Here it is nice to see that switching Buttons is cool until you put an Image on the form. Then, switching components becomes unusable.
Video: https://www.youtube.com/watch?v=rUItOqTz96U&feature=youtu.be
The bad news is I can reproduce that now. The good news is that there is work being done to the performance of the OpenGL back-end for the videocore V1.
It has not yet reached the same level of optimizations of the videocore 1V but that is a matter of time.
If you are adventurous, you can follow the development and try the trunk version of the OpenGL back-end.
It is the overlapping images that cause the problem, if they are nicely separated there is no issue.
Eventually the videocore V1 back-end should be *much* faster based on specs.
Note (to be sure) you do not need to use opengl or opengles yourself: this is abstracted away in the X renderer.

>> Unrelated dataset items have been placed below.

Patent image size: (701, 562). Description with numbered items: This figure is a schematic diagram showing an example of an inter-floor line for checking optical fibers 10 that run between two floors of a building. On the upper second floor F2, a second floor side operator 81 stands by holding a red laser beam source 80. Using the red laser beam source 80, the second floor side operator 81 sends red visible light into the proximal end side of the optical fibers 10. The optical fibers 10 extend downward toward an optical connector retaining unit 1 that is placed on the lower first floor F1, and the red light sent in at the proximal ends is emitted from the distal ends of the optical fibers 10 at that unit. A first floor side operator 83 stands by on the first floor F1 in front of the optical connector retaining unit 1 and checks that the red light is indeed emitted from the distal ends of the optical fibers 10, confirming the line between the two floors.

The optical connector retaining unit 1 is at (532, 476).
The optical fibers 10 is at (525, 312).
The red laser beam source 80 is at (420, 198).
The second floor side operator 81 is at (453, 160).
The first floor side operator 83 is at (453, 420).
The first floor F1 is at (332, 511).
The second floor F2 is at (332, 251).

One note that worries me slightly: you write you are sharing code between 3 and 4? I would not do that. Compile for 3 and 4 separately.
The 3 does not use MESA drivers, but EGL on top of broadcom blobs for the X renderer, the 4 has proper MESA drivers, but are not fully optimized into the X renderer yet.
One way to test it is to compile the Opengles and OpenGL examples that come with FPC. (skip the glx examples: these do not work fat enough yet)
You will note that you get twice the framerate compared to RPi3, so it is the x-renderer that does not yet use all available speed.